Two priests — Fathers Joseph Gor and Felix Tyolaha — and about 17 parishioners of St. Ignatius Catholic Church, Ayar Mbalom were killed April 24 in the church. Attackers also burned about 50 houses, nearly destroying the small community.
Father Aondover Moses Iorapuu, communications director for the Diocese of Makurdi, called the killings shocking and barbaric and said one would not think they could occur in the 21st century.
Benue Police Commissioner Fatai Owoseni said an investigation led police to believe about 30 Fulani herdsmen, a mainly nomadic group, carried out the attack. The state has had nearly 50 attacks in three years linked to grazing rights and dwindling fertile land.
Father Iorapuu appealed to federal and state authorities to provide adequate security for the residents. He also appealed to Nigerians to continue to pray for peace in Benue, saying its citizens had been experiencing recurring killings from suspected militias in recent years.
Msgr.
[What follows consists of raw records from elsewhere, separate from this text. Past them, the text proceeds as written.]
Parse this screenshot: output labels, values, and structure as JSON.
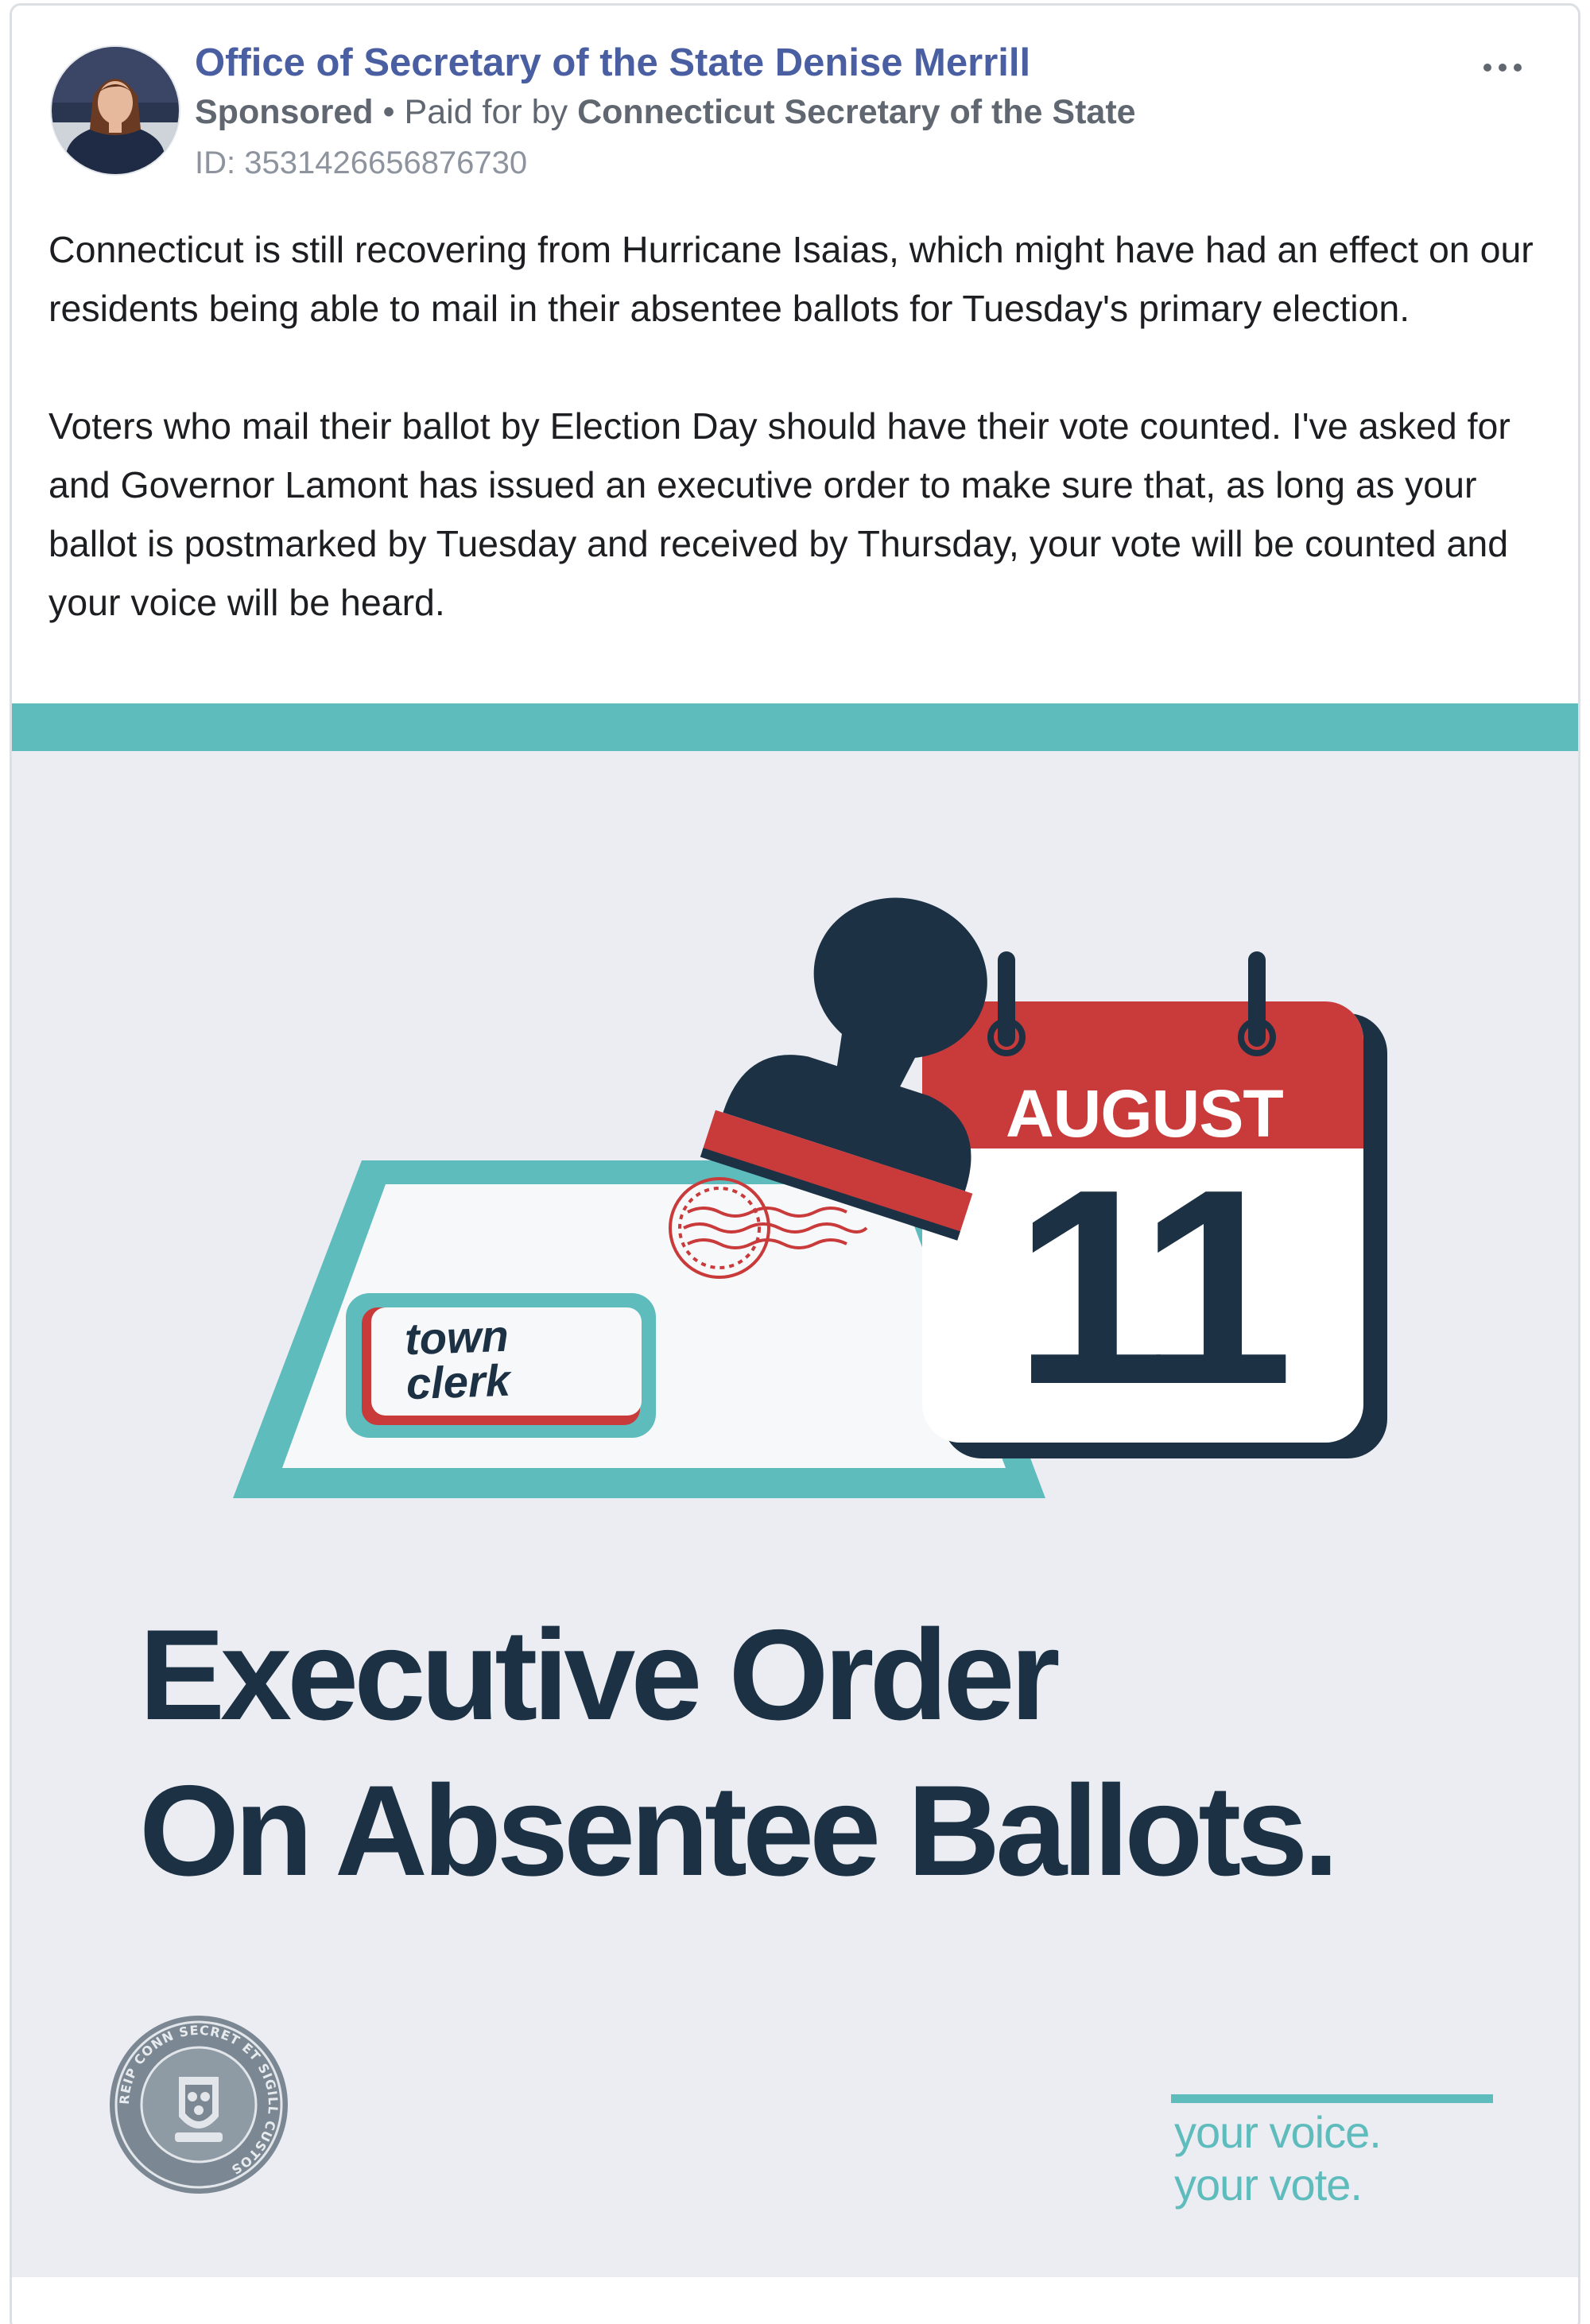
{
  "post": {
    "advertiser_name": "Office of Secretary of the State Denise Merrill",
    "sponsored_label": "Sponsored",
    "separator": "•",
    "paid_for_prefix": "Paid for by",
    "paid_for_by": "Connecticut Secretary of the State",
    "ad_id": "ID: 3531426656876730",
    "more_icon": "more-options-icon",
    "paragraphs": [
      "Connecticut is still recovering from Hurricane Isaias, which might have had an effect on our residents being able to mail in their absentee ballots for Tuesday's primary election.",
      "Voters who mail their ballot by Election Day should have their vote counted. I've asked for and Governor Lamont has issued an executive order to make sure that, as long as your ballot is postmarked by Tuesday and received by Thursday, your vote will be counted and your voice will be heard."
    ]
  },
  "creative": {
    "calendar_month": "AUGUST",
    "calendar_day": "11",
    "envelope_label_line1": "town",
    "envelope_label_line2": "clerk",
    "headline_line1": "Executive Order",
    "headline_line2": "On Absentee Ballots.",
    "tagline_line1": "your voice.",
    "tagline_line2": "your vote.",
    "seal_text": "REIP CONN SECRET ET SIGILL CUSTOS",
    "colors": {
      "teal": "#5fbcbd",
      "navy": "#1c3144",
      "red": "#c93a3a",
      "background": "#ebedf2",
      "link_blue": "#4a5fa2"
    }
  }
}
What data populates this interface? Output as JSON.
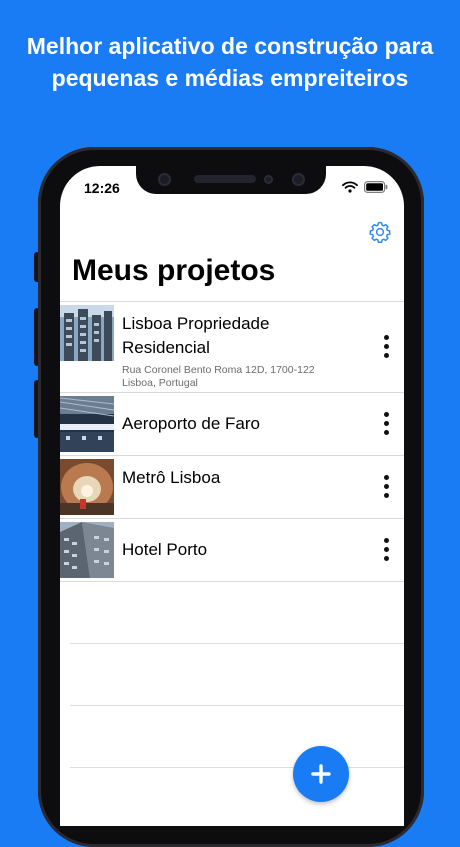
{
  "promo": {
    "headline_line1": "Melhor aplicativo de construção para",
    "headline_line2": "pequenas e médias empreiteiros"
  },
  "status_bar": {
    "time": "12:26",
    "icons": [
      "wifi-icon",
      "battery-icon"
    ]
  },
  "header": {
    "title": "Meus projetos",
    "settings_icon": "gear-icon"
  },
  "projects": [
    {
      "name_line1": "Lisboa Propriedade",
      "name_line2": "Residencial",
      "address_line1": "Rua Coronel Bento Roma 12D, 1700-122",
      "address_line2": "Lisboa, Portugal"
    },
    {
      "name_line1": "Aeroporto de Faro"
    },
    {
      "name_line1": "Metrô Lisboa"
    },
    {
      "name_line1": "Hotel Porto"
    }
  ],
  "fab": {
    "icon": "plus-icon"
  },
  "colors": {
    "brand": "#1a7cf5",
    "accent_icon": "#2f8cf0"
  }
}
Gabriel Osu, director of social communications for the Archdiocese of Lagos, said the killings were a calculated attempt to instigate hatred and create fear. He said attackers were emboldened daily by the inability of the government and the law enforcement agencies to stop them.
“The country is gradually drifting to a state of anarchy, where anything goes,” said Msgr. Osu. “Let those in authority beware of a gathering storm.”
He also said it was unbelievable that some people would attack worshippers in a church.
“What manner of insanity and sadism will make some people open fire on priests celebrating Mass in the house of God? What is their offense? Of what use is their death to the perpetrators?
“This is the height of evil and human callousness that must be condemned in all its entirety by every sane society,” he said.
The Rev. Olasupo Ayokunle, president of the Christian Association of Nigeria, admonished the government to perform its constitutional responsibility of protecting the citizens.
He urged the government to disarm “herdsmen across the country in national interest.”
Ishaq Akintola, director of Muslim Rights Concern, urged government officials to capture and prosecute the killers. He said life is sacrosanct and should not be toiled with.
“Although, the attackers also burned 50 houses and sacked the entire community, we are singling out the vicious attack on the church for strong condemnation,” he said. “Those that attacked the house of God have no single atom of piety in their hearts. They should therefore not expect mercy from Allah, the supreme creator.”
In Washington, Rep. Chris Smith, R-New Jersey, chairman of the House Subcommittee on Africa, condemned the attacks.
“Nigeria should explore justice system reforms that address grievances so that herdsman — the perpetrators of much of the recent violence — cease targeting farmers, exacerbating religious and ethnic tensions in the process,” he said.